From The Search Engine Report
May 4, 1999

AltaVista's Chief Technical Officer, Louis Monier, has left the company to pursue non-search engine related opportunities. His departure is not connected to the recent Compaq resignations nor the introduction of paid links at AltaVista.

"I think it was time to go," Monier said. "Four years on the same thing is a lot of time."

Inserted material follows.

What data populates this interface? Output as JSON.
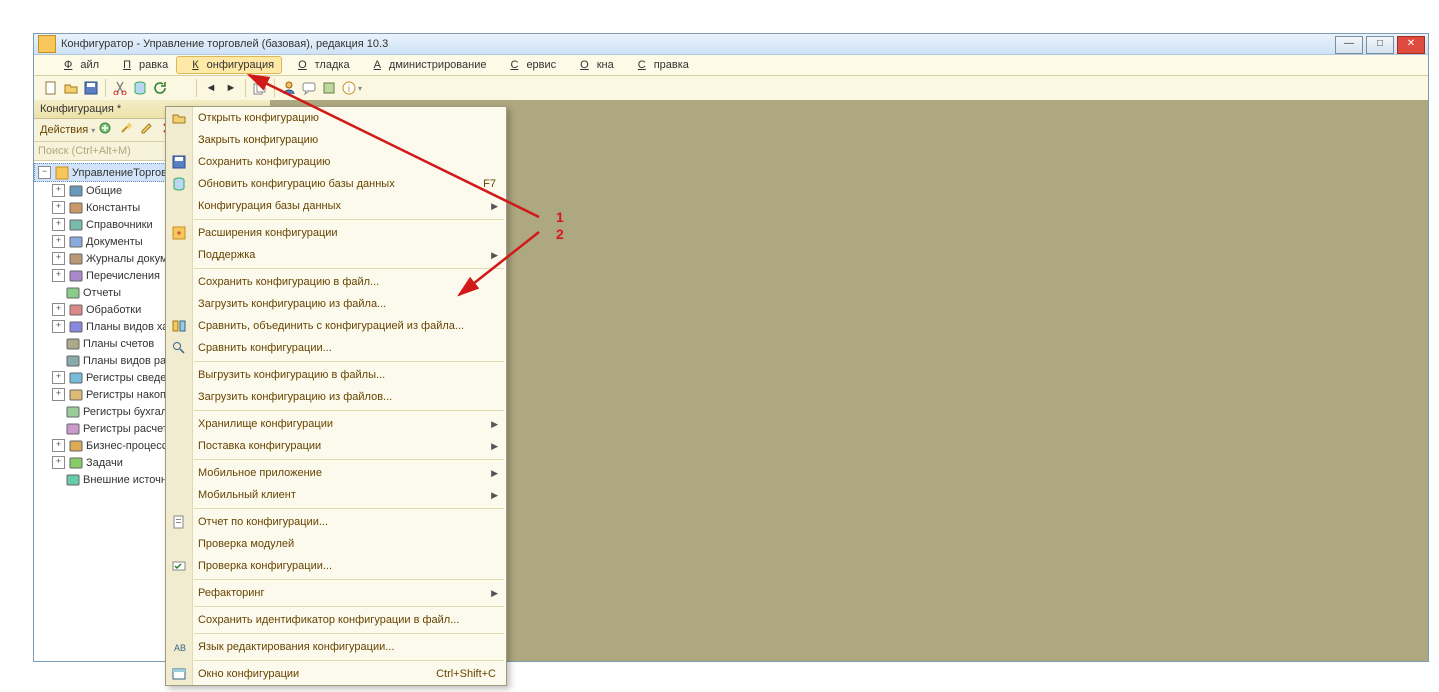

Monier is very much the father of the AltaVista search service. The idea of building a large search engine came up during a lunchtime conversation between Monier and two other Digital employees in spring 1995. Monier then led the team that built AltaVista, which debuted in December of that year and set a new standard for indexing the web. Having indexed over 20 million documents, AltaVista was ten times as large as any existing search engine on the web at that time.

Since AltaVista's debut, Monier has continued as the technical leader of the search engine. In particular, he's orchestrated the push toward making the service useful to non-English speakers and those living outside the United States, especially with the introduction of a search-by-language feature that has now spread to several other services. He's also been the push behind search features introduced at the service over the past year, such as Related Searches and the introduction of RealNames information.

As a figurehead, Monier's departure is as significant as if Yahoo-founders Jerry Yang or David Filo were to depart from their service. It's a gap AltaVista already feels.

"One thing that's for sure is that if Louis ever wants to come back, he can. We think the world of him," said AltaVista's marketing director Celia Francis.

Both Francis and Monier himself stressed that the introduction of paid links was not behind his departure. "It's pure coincidence," Monier said. In fact, Monier had actually wanted the introduction of some type of paid links system.

"I pushed for some sort of paid results, but there not like you see today," he said. "The implementation doesn't quite match what I had in mind." Explaining, he added, "A true auction, for the little people, instead of the big guys through an ad agency. They may evolve into this."

AltaVista says it does intend to open the listings up to general advertisers by next month.

As for the future, Monier has hooked up with venture capital firm Kleiner Perkins Caufield & Byers and is excited about doing something other than search. He promised more details in the coming weeks.

"I have plans, but I'm not ready to reveal them at this time," he said.

Kleiner Perkins Caufield & Byers
http://kpcb.com/

Doublebill
http://www.doublebill.com/
http://www.doublebill.com/pressrelease1.html

After this article was originally written, I learned Monier is going to be part of a new company called Doublebill. The site is the first link above, and a release (with very few details) is the second link.